Fossil provides direct evidence of complex skin appendages
Intriguingly, research on the developing chick embryo shows that feathers can lose their branched structure when certain genes are manipulated. We are currently examining in greater detail the morphology and composition of the Mirasaura structures to help us interpret their anatomy more definitively.
Irrespective of what type of skin outgrowth they represent, our analyses of the anatomy of Mirasaura consistently position it, as well as other drepanosauromorph reptiles, at the base of the reptile tree. This supports data from developmental biology indicating that the genetic basis for the growth of complex skin appendages probably originated in the Carboniferous period, over 300 million years ago.
Mirasaura therefore provides the first direct evidence that complex skin appendages did appear early during reptile evolution. Thus, they are not unique to pterosaurs, birds and other dinosaurs.
We owe these new insights to painstaking conservation efforts, which serve as a reminder of the critical importance of natural history collections in conserving our natural heritage.
More about Mirasaura
Fossil collector Louis Grauvogel unearthed the earliest discoveries of Mirasaura remains in the 1930s. After decades in the Grauvogel family, these specimens were donated to the State Museum of Natural History Stuttgart in 2019, where careful preparation revealed their true significance.
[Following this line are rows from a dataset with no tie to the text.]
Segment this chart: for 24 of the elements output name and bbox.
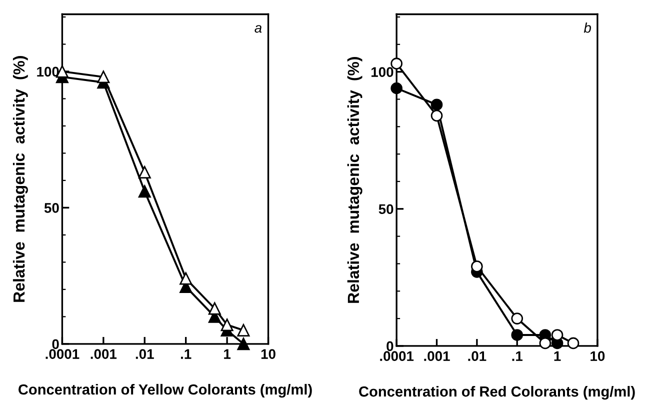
y-tick-label: 100 bbox=[372, 67, 394, 77]
x-tick-label: .0001 bbox=[46, 349, 80, 359]
x-tick-label: .1 bbox=[512, 351, 523, 361]
y-tick-label: 100 bbox=[37, 66, 59, 77]
annotation: b bbox=[584, 22, 592, 33]
x-tick-label: 1 bbox=[554, 351, 561, 361]
x-tick-label: 10 bbox=[590, 351, 605, 362]
y-axis-title: Relative mutagenic activity (%) bbox=[347, 57, 362, 303]
x-tick-label: .0001 bbox=[380, 351, 414, 362]
x-tick-label: .01 bbox=[468, 351, 486, 362]
y-tick-label: 50 bbox=[378, 204, 394, 214]
x-tick-label: .001 bbox=[424, 351, 450, 362]
x-tick-label: 10 bbox=[261, 349, 276, 359]
x-axis-title: Concentration of Red Colorants (mg/ml) bbox=[359, 386, 635, 400]
annotation: a bbox=[254, 25, 262, 33]
x-axis-title: Concentration of Yellow Colorants (mg/ml) bbox=[18, 384, 312, 398]
x-tick-label: .01 bbox=[136, 349, 154, 359]
y-tick-label: 0 bbox=[386, 341, 394, 352]
x-tick-label: .1 bbox=[180, 349, 192, 359]
y-tick-label: 50 bbox=[44, 203, 59, 213]
y-tick-label: 0 bbox=[52, 339, 59, 350]
y-axis-title: Relative mutagenic activity (%) bbox=[12, 56, 28, 302]
x-tick-label: .001 bbox=[90, 349, 117, 359]
x-tick-label: 1 bbox=[224, 349, 231, 359]
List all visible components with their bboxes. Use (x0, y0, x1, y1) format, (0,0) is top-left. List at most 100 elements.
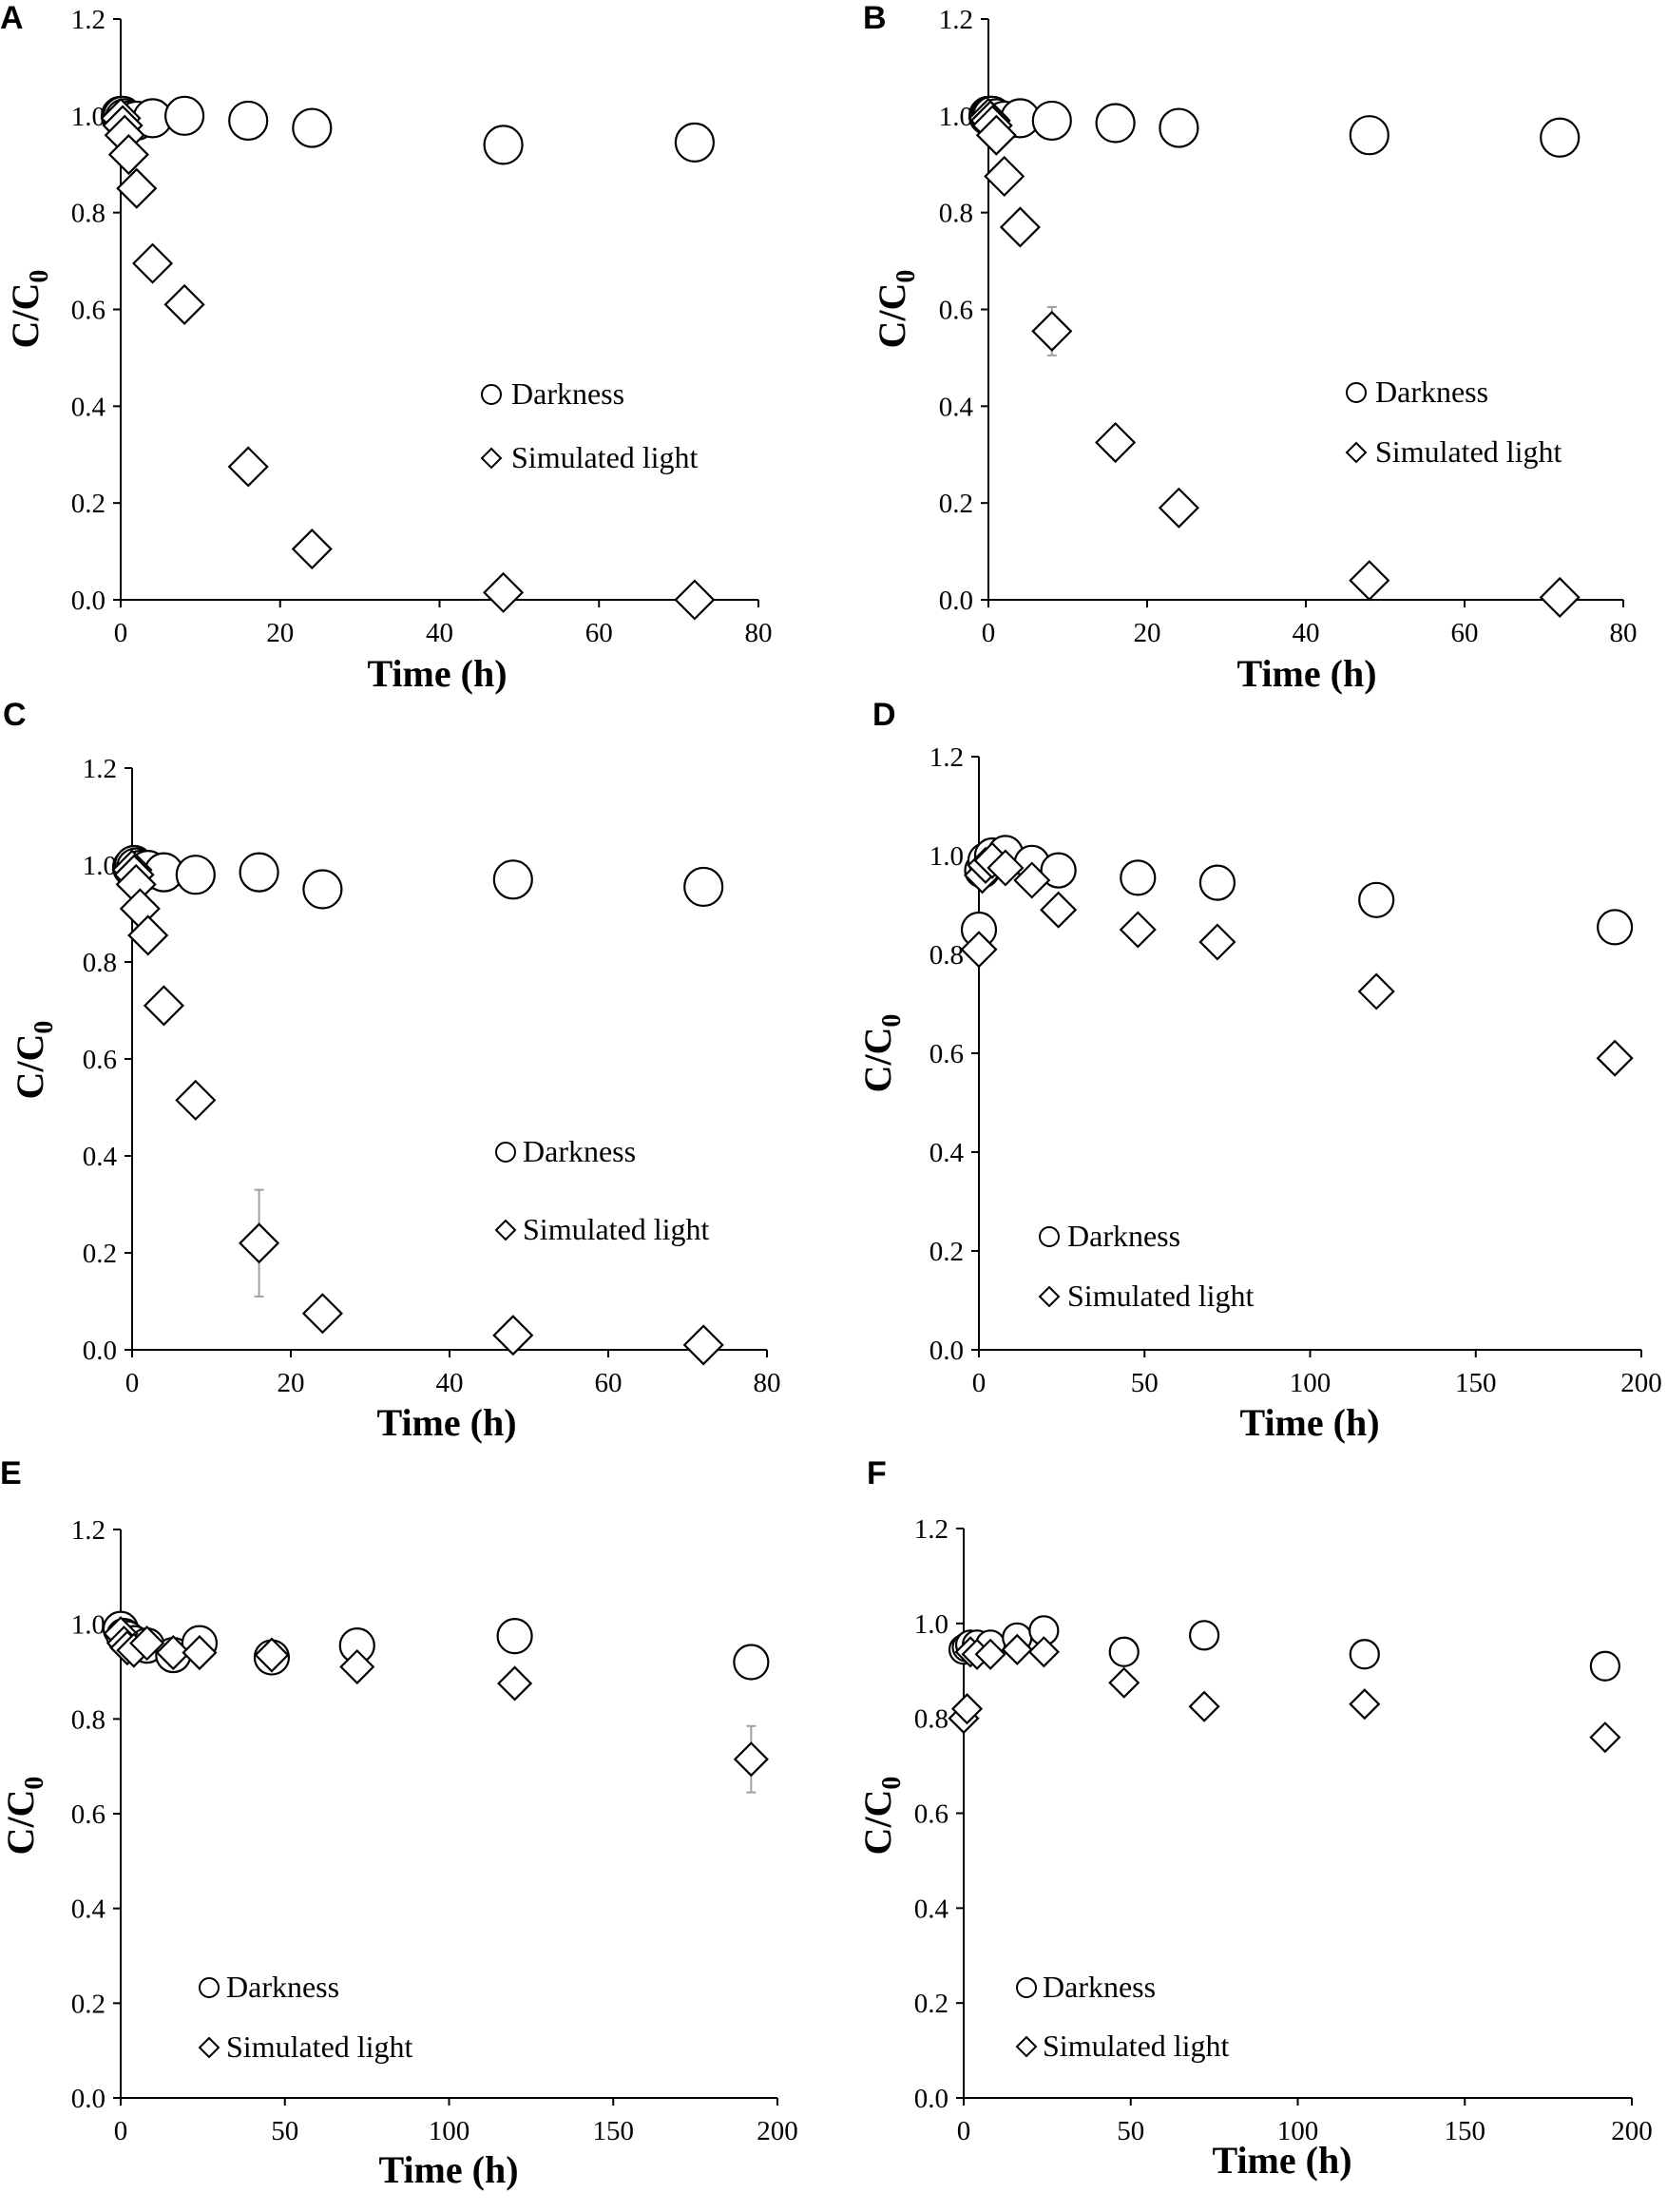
y-tick-label: 0.6 (929, 1039, 964, 1069)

Now, the Mirasaura specimens force us to accept that even before the age of dinosaurs, reptiles were evolving striking anatomical traits normally associated with much younger fossils. This adds an intriguing dimension to future research into the origins of feathers. And it prompts paleontologists to consider fossils from more diverse reptile groups … and from time periods before the appearance of dinosaurs and their direct ancestors.
Valentina Rossi, Postdoctoral researcher, Palaeontology, University College Cork and Maria McNamara, Professor, Palaeobiology, University College Cork
This article is republished from The Conversation under a Creative Commons license. Read the original article.
Bottom line: A fossil of an ancient reptile shows a distinct crest that is made neither of feathers, scales or hair. It’s forcing scientists to rethink the evolution of skin and feathers in reptiles.